The policy shift comes after the George W. Bush administration for months had maintained that the Geneva Conventions did not apply to combatant fighting for the Taliban, al-Qaeda and other terror groups.
But the unexpected change comes as Bush prepares to attend this week’s Group of Eight summer of leading world powers in Saint Petersburg, Russia, where several otherwise staunch US allies take exception to Washington’s treatment of terror suspects.
The change was prompted by a Supreme Court ruling late last month rejecting the Bush administration’s plans to impanel special military tribunals to try the terror suspects. The high court ruled that such panels were a violation of international and domestic law.

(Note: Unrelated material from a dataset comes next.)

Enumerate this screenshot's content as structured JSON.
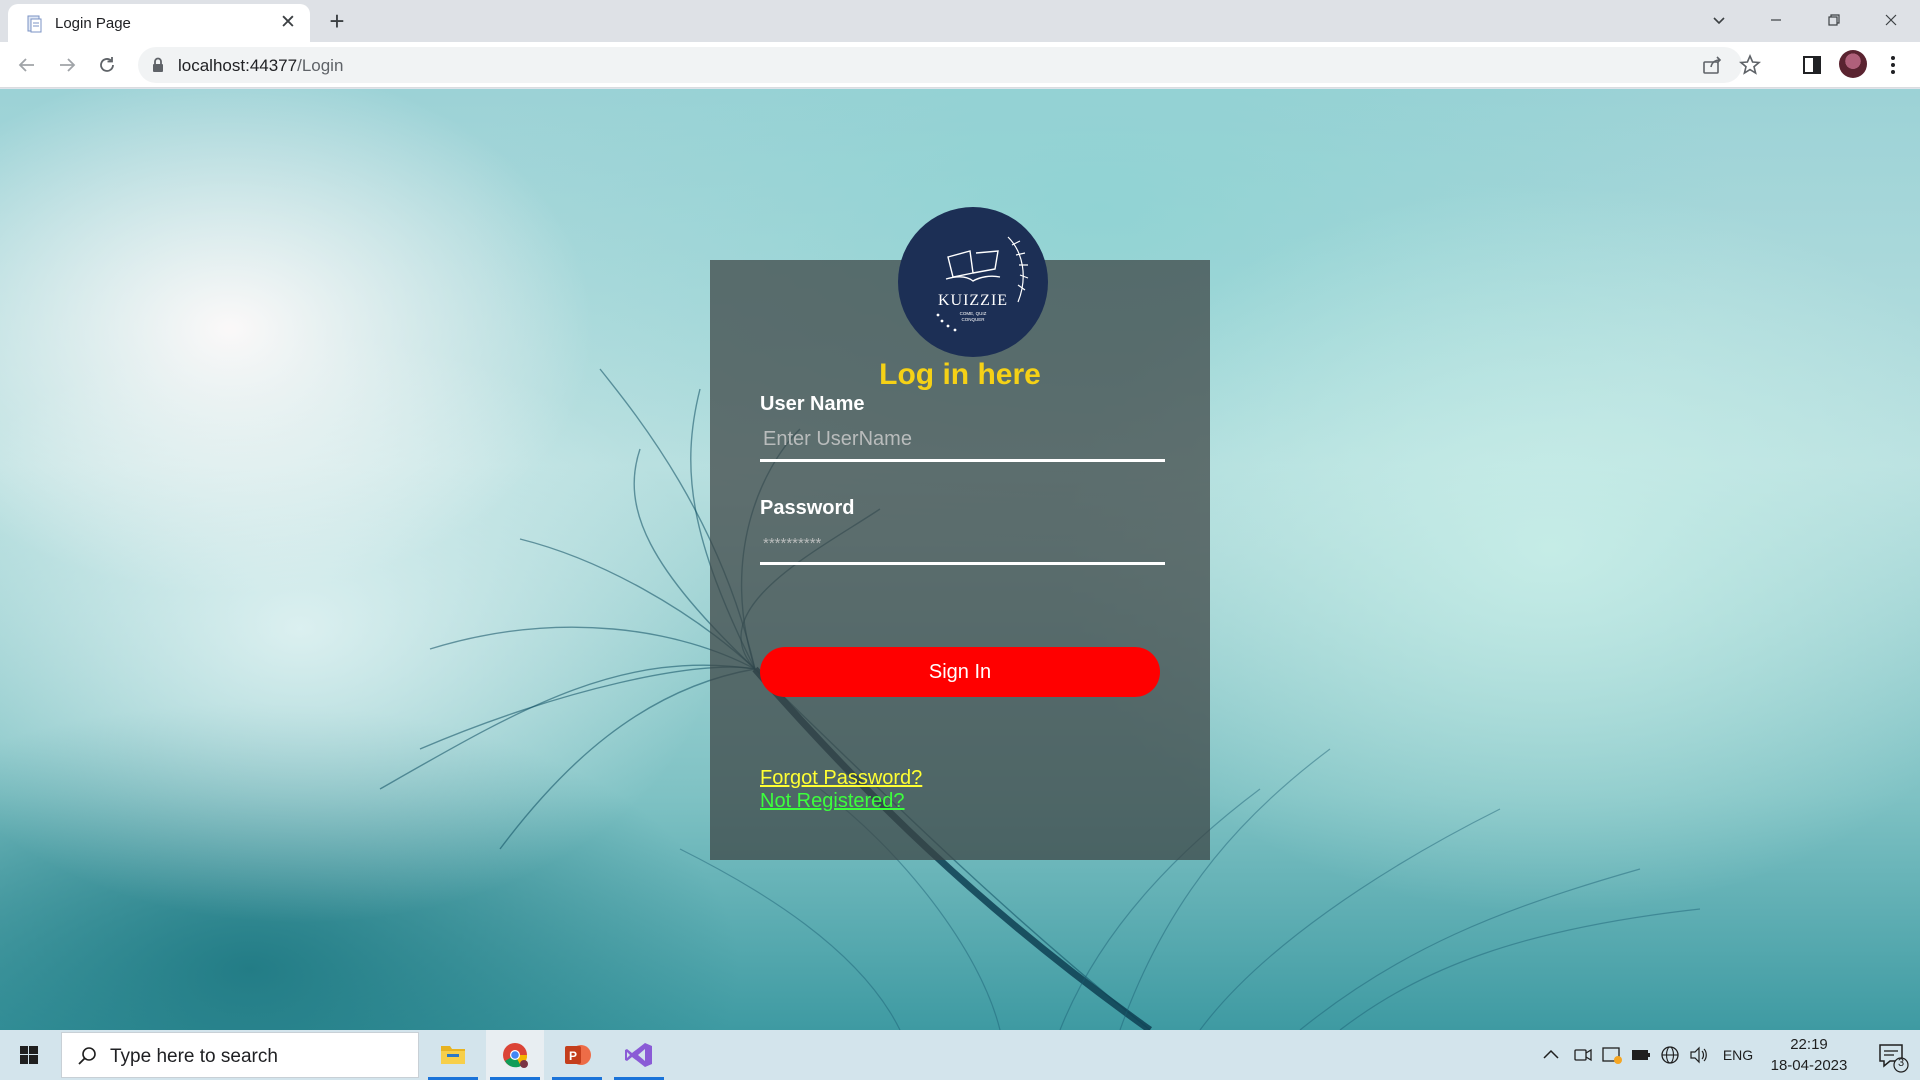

The US administration, meanwhile, insisted that it all along has respected the human rights of detainees at Guantanamo Bay.
“It is not really a reversal of policy. Humane treatment has always been the standard, and that is something they followed at Guantanamo,” said White House spokesman Tony Snow.
Opposition Democrats said the administration’s about-face comes too late to prevent an erosion of US standing in the eyes of its allies and the world.
“In the wake of the terror attacks of September 11, 2001, Bush administration political appointees overruled the advice and judgment of professional military lawyers and established a badly flawed detainee and military commission system that was at odds with American values,” said Harry Reid, the top Democrat in the US Senate.
“Nearly five years later, the results are clear: not a single detainee has been tried and brought to justice and the US reputation has been badly tarnished internationally,” Reid said.
Daniel Dell’Orto, principal deputy general counsel at the Department of Defense, said the rules on humane treatement would apply to inmates at Guantanamo and all other US military installations.
But he said it is important “to avoid the absurd result of adopting protections for terrorists that American citizens do not receive in civilian courts.”
At the same hearing, senior Justice Department attorney Steve Bradbury said the high court ruling — seen by some as a major setback for the Bush administration — was actually an opportunity.
“The decision in Hamdan gives the political branches an opportunity to work as one to establish the legitimate authority of the US to rely on miltary commissions to bring the terrorists to justice,” Bradbury said.
The June 29 Supreme Court ruling on the Hamdan v. Rumsfeld case faulted the administration for establishing the tribunals without congressional authorization. Snow said Tuesday that would soon be resolved.
“We’re going to work with members of Congress to make sure that the detainees are treated in a manner that’s consistent with their human rights, and also that they’re brought to justice,” Snow said.